1 Sam Schulhofer-Wohl (email: Samuel [dot] Schulhofer-Wohl [at] mpls.frb.org) is Senior Vice President and Director of Research at the Federal Reserve Bank of Minneapolis. Richard M. Todd (email: dick [dot] todd [at] mpls.frb.org) is Vice President in Community Development at the Federal Reserve Bank of Minneapolis and Advisor to the Bank’s Center for Indian Country Development. The views expressed here are theirs and not necessarily those of the Federal Reserve Bank of Minneapolis or the Federal Reserve System.

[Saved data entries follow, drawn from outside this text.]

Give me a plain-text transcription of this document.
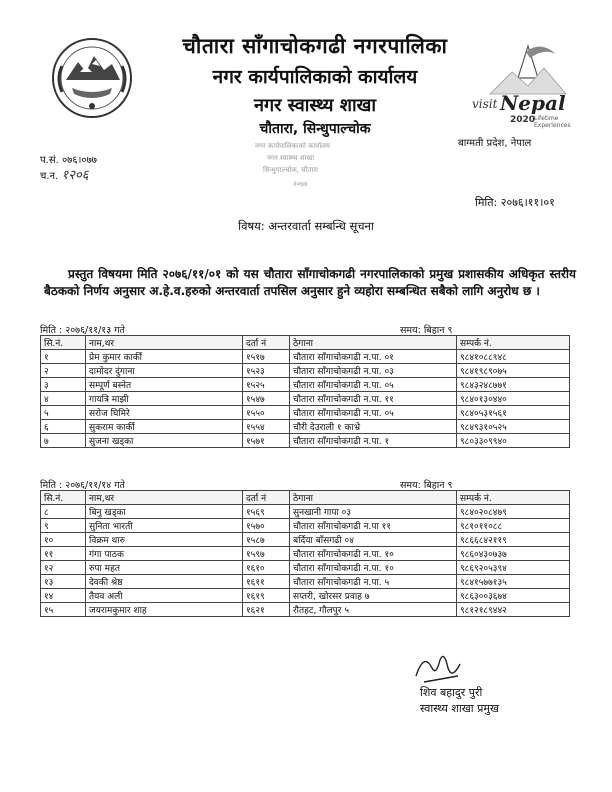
चौतारा साँगाचोकगढी नगरपालिका
नगर कार्यपालिकाको कार्यालय
नगर स्वास्थ्य शाखा
चौतारा, सिन्धुपाल्चोक
visit Nepal
2020
Lifetime
Experiences
बाग्मती प्रदेश, नेपाल
प.सं. ०७६।०७७
च.न. १२०६
नगर कार्यपालिकाको कार्यालय
नगर स्वास्थ्य शाखा
सिन्धुपाल्चोक, चौतारा
२०७४
मिति: २०७६।११।०१
विषय: अन्तरवार्ता सम्बन्धि सूचना
प्रस्तुत विषयमा मिति २०७६/११/०१ को यस चौतारा साँगाचोकगढी नगरपालिकाको प्रमुख प्रशासकीय अधिकृत स्तरीय बैठकको निर्णय अनुसार अ.हे.व.हरुको अन्तरवार्ता तपसिल अनुसार हुने व्यहोरा सम्बन्धित सबैको लागि अनुरोध छ ।
मिति : २०७६/११/१३ गते	समय: बिहान ९
सि.नं.	नाम,थर	दर्ता नं	ठेगाना	सम्पर्क नं.
१	प्रेम कुमार कार्की	१५१७	चौतारा साँगाचोकगढी न.पा. ०१	९८४१०८८९४८
२	दामोदर दुंगाना	१५२३	चौतारा साँगाचोकगढी न.पा. ०३	९८४१९८९०७५
३	सम्पूर्ण बस्नेत	१५२५	चौतारा साँगाचोकगढी न.पा. ०५	९८४३२४८७७१
४	गायत्रि माझी	१५४७	चौतारा साँगाचोकगढी न.पा. ११	९८४०१३०४४०
५	सरोज घिमिरे	१५५०	चौतारा साँगाचोकगढी न.पा. ०५	९८४०५३१५६१
६	सुकराम कार्की	१५५४	चौरी देउराली १ काभ्रे	९८४९३१०५२५
७	सुजना खड्का	१५७१	चौतारा साँगाचोकगढी न.पा. १	९८०३३०९९४०
मिति : २०७६/११/१४ गते	समय: बिहान ९
सि.नं.	नाम,थर	दर्ता नं	ठेगाना	सम्पर्क नं.
८	बिनु खड्का	१५६९	सुनखानी गापा ०३	९८४०२०८४७९
९	सुनिता भारती	१५७०	चौतारा साँगाचोकगढी न.पा ११	९८१०११०८८
१०	विक्रम थारु	१५८७	बर्दिया बाँसगढी ०४	९८६६८४२११९
११	गंगा पाठक	१५९७	चौतारा साँगाचोकगढी न.पा. १०	९८६०४३०७३७
१२	रुपा महत	१६१०	चौतारा साँगाचोकगढी न.पा. १०	९८६९२०५३९४
१३	देवकी श्रेष्ठ	१६११	चौतारा साँगाचोकगढी न.पा. ५	९८४१५७७१३५
१४	तैयव अली	१६१९	सप्तरी, खोरसर प्रवाह ७	९८६३००३६७४
१५	जयरामकुमार शाह	१६२१	रौतहट, गौलपुर ५	९८१२१८९४४२
शिव बहादुर पुरी
स्वास्थ्य शाखा प्रमुख
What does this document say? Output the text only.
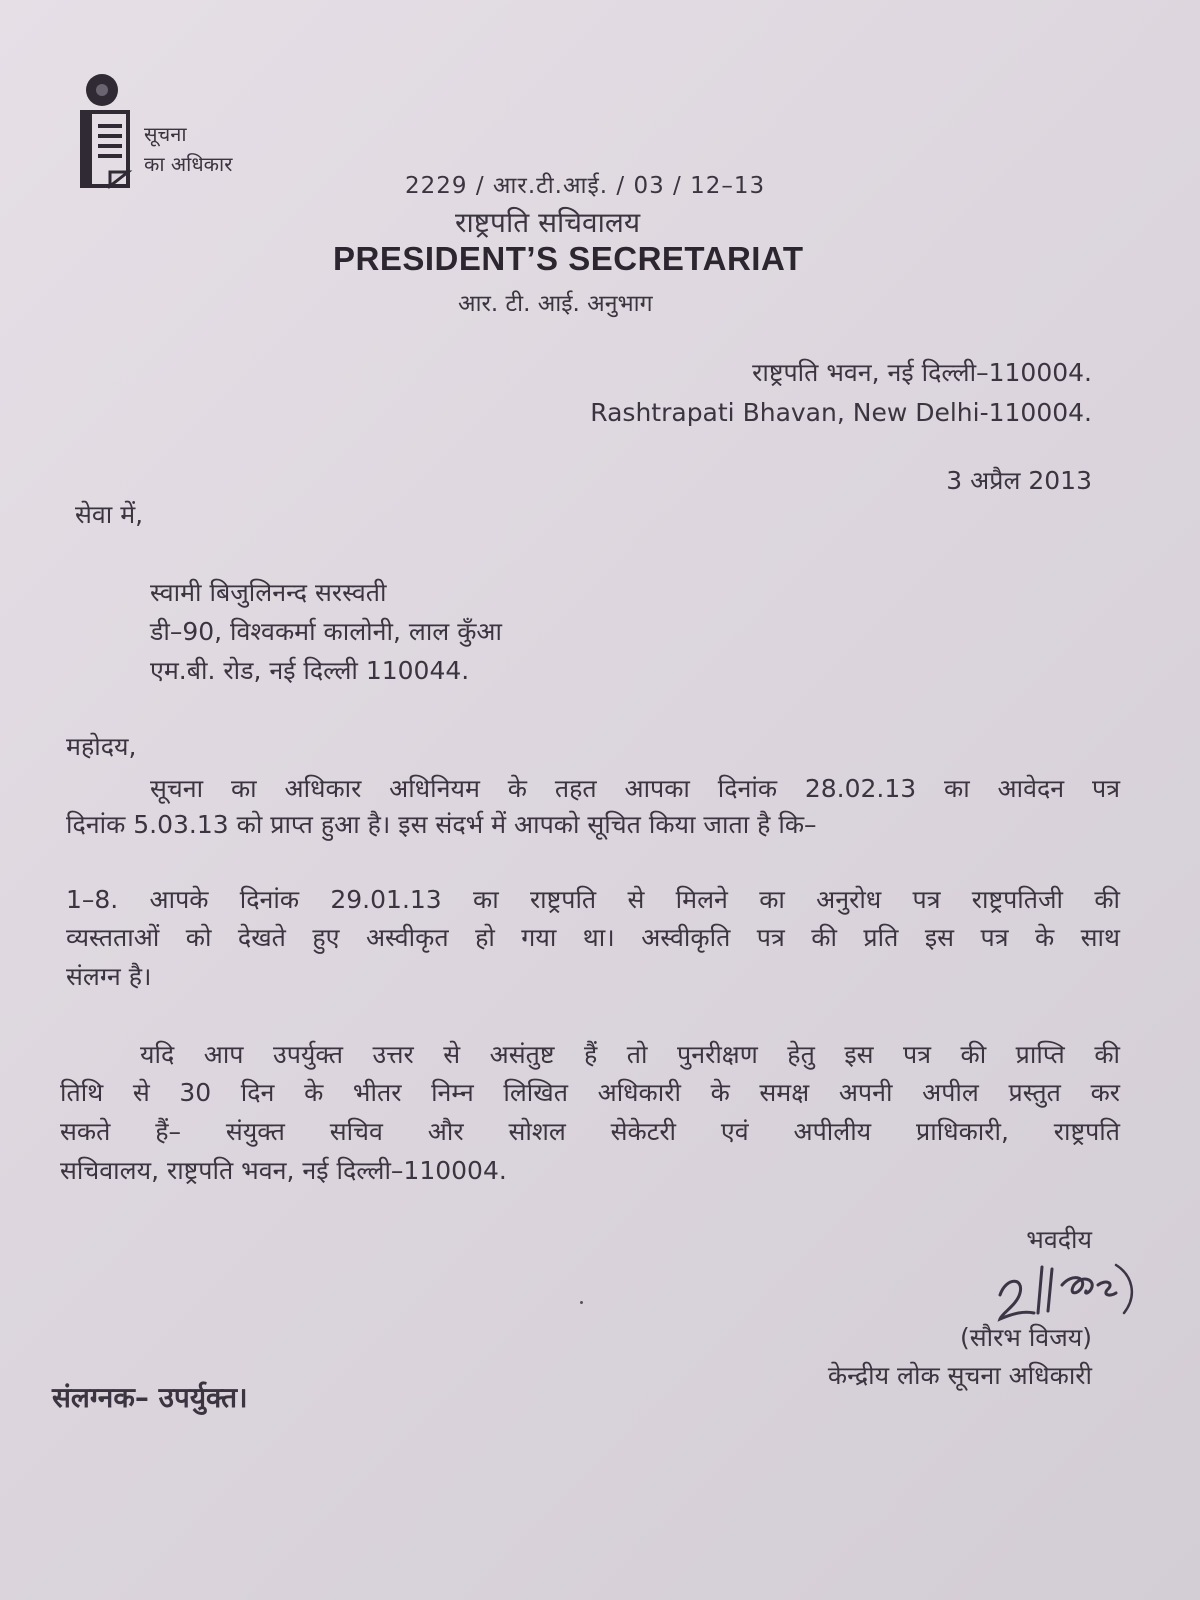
सूचना

का अधिकार

2229 / आर.टी.आई. / 03 / 12–13

राष्ट्रपति सचिवालय

PRESIDENT’S SECRETARIAT

आर. टी. आई. अनुभाग

राष्ट्रपति भवन, नई दिल्ली–110004.

Rashtrapati Bhavan, New Delhi-110004.

3 अप्रैल 2013

सेवा में,

स्वामी बिजुलिनन्द सरस्वती

डी–90, विश्वकर्मा कालोनी, लाल कुँआ

एम.बी. रोड, नई दिल्ली 110044.

महोदय,

सूचना का अधिकार अधिनियम के तहत आपका दिनांक 28.02.13 का आवेदन पत्र

दिनांक 5.03.13 को प्राप्त हुआ है। इस संदर्भ में आपको सूचित किया जाता है कि–

1–8. आपके दिनांक 29.01.13 का राष्ट्रपति से मिलने का अनुरोध पत्र राष्ट्रपतिजी की

व्यस्तताओं को देखते हुए अस्वीकृत हो गया था। अस्वीकृति पत्र की प्रति इस पत्र के साथ

संलग्न है।

यदि आप उपर्युक्त उत्तर से असंतुष्ट हैं तो पुनरीक्षण हेतु इस पत्र की प्राप्ति की

तिथि से 30 दिन के भीतर निम्न लिखित अधिकारी के समक्ष अपनी अपील प्रस्तुत कर

सकते हैं– संयुक्त सचिव और सोशल सेकेटरी एवं अपीलीय प्राधिकारी, राष्ट्रपति

सचिवालय, राष्ट्रपति भवन, नई दिल्ली–110004.

भवदीय

(सौरभ विजय)

केन्द्रीय लोक सूचना अधिकारी

संलग्नक– उपर्युक्त।
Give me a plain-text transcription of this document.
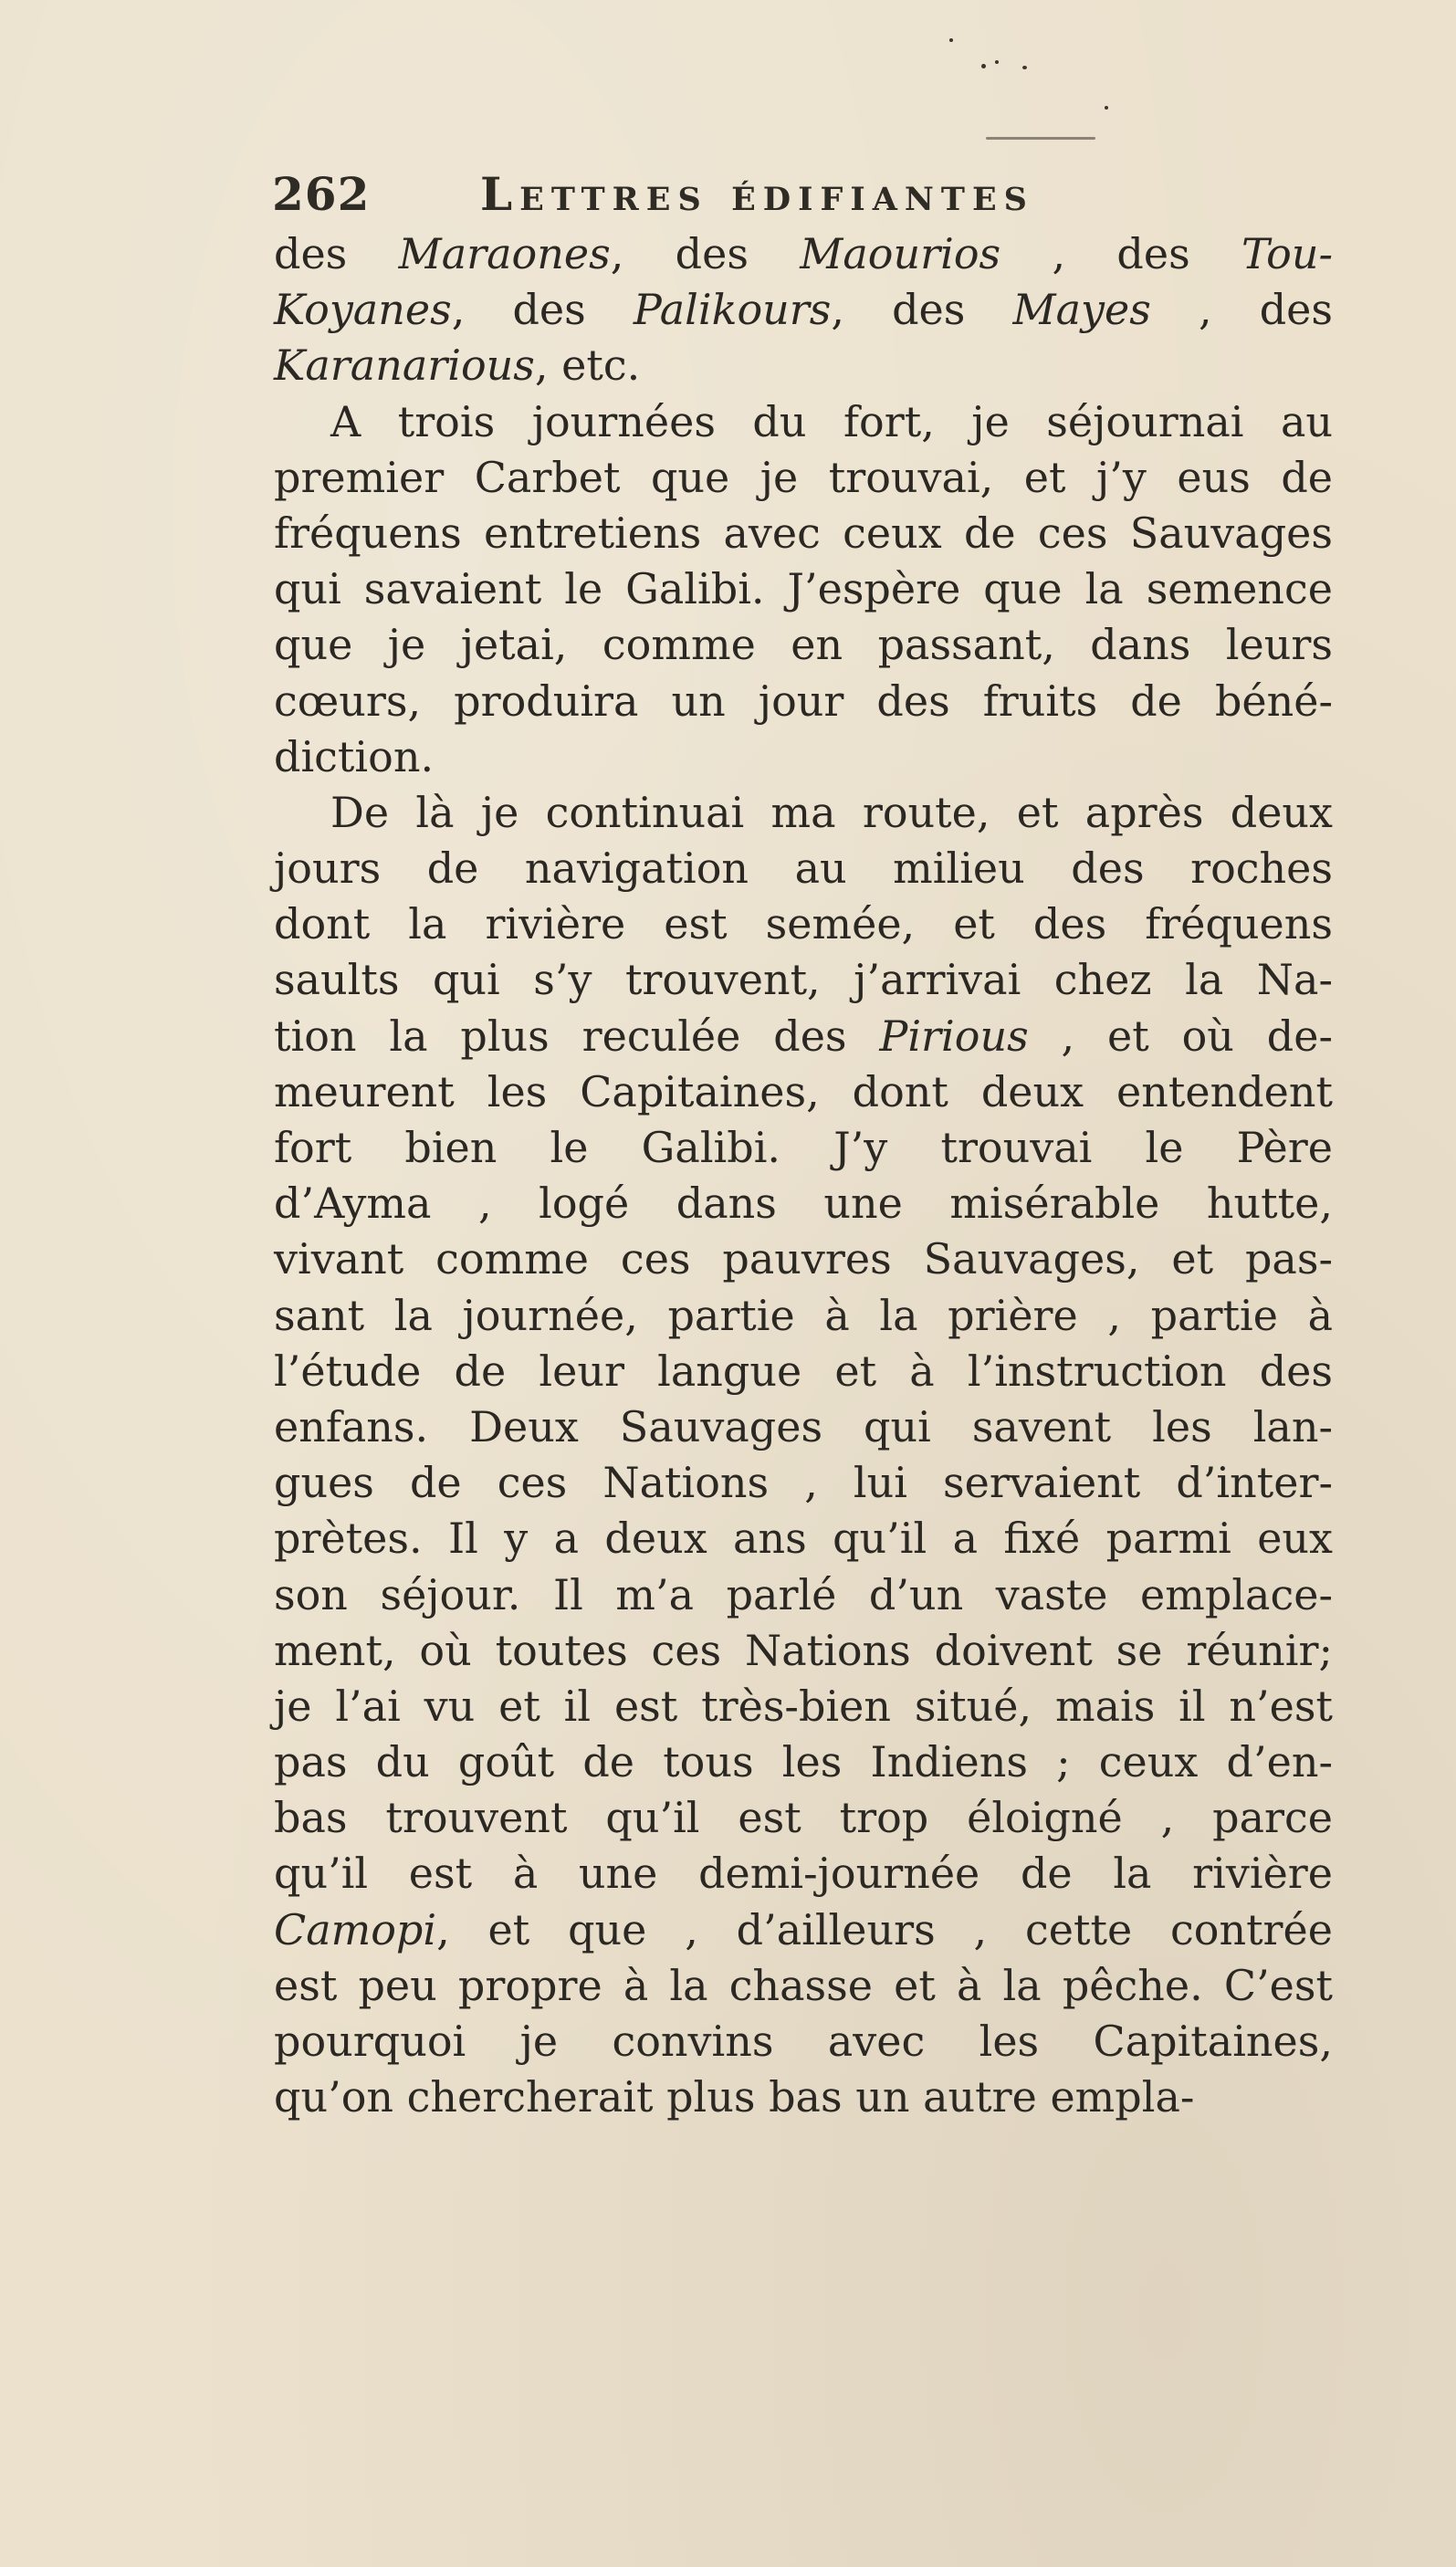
262 Lettres édifiantes
des Maraones, des Maourios , des Tou-
Koyanes, des Palikours, des Mayes , des
Karanarious, etc.
A trois journées du fort, je séjournai au
premier Carbet que je trouvai, et j’y eus de
fréquens entretiens avec ceux de ces Sauvages
qui savaient le Galibi. J’espère que la semence
que je jetai, comme en passant, dans leurs
cœurs, produira un jour des fruits de béné-
diction.
De là je continuai ma route, et après deux
jours de navigation au milieu des roches
dont la rivière est semée, et des fréquens
saults qui s’y trouvent, j’arrivai chez la Na-
tion la plus reculée des Pirious , et où de-
meurent les Capitaines, dont deux entendent
fort bien le Galibi. J’y trouvai le Père
d’Ayma , logé dans une misérable hutte,
vivant comme ces pauvres Sauvages, et pas-
sant la journée, partie à la prière , partie à
l’étude de leur langue et à l’instruction des
enfans. Deux Sauvages qui savent les lan-
gues de ces Nations , lui servaient d’inter-
prètes. Il y a deux ans qu’il a fixé parmi eux
son séjour. Il m’a parlé d’un vaste emplace-
ment, où toutes ces Nations doivent se réunir;
je l’ai vu et il est très-bien situé, mais il n’est
pas du goût de tous les Indiens ; ceux d’en-
bas trouvent qu’il est trop éloigné , parce
qu’il est à une demi-journée de la rivière
Camopi, et que , d’ailleurs , cette contrée
est peu propre à la chasse et à la pêche. C’est
pourquoi je convins avec les Capitaines,
qu’on chercherait plus bas un autre empla-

2 Using data from the 2010 decennial census, we define a county as having a very high AIAN presence if at least 74 percent of the residents identify as AIAN (alone or in combination with other races) and also at least 74 percent reside on an Indian reservation. Additional counties where at least 49 percent identify as AIAN and 49 percent reside on a reservation are labeled as having a high AIAN presence, and a further group of counties where at least 25 percent identify as AIAN and 25 percent reside on a reservation are labeled as having a moderate AIAN presence. As shown in the accompanying table, we examine 7 counties with a very high AIAN presence, 12 with a high presence, and 11 with a moderate presence.
3 A separate summary of our findings, presented at the National Congress of American Indians Policy Research Center Tribal Leader/Scholar Forum on June 28, 2015, is available at http://www.ncai.org/policy-research-center/initiatives/tribal-leader-scholar-forum.
4 Our age-adjusted mortality rates include mortality data for individuals of all ages but are adjusted for each age group’s share of the population, so that rates can be meaningfully compared across counties with very different percentages of young, middle-aged, and older individuals.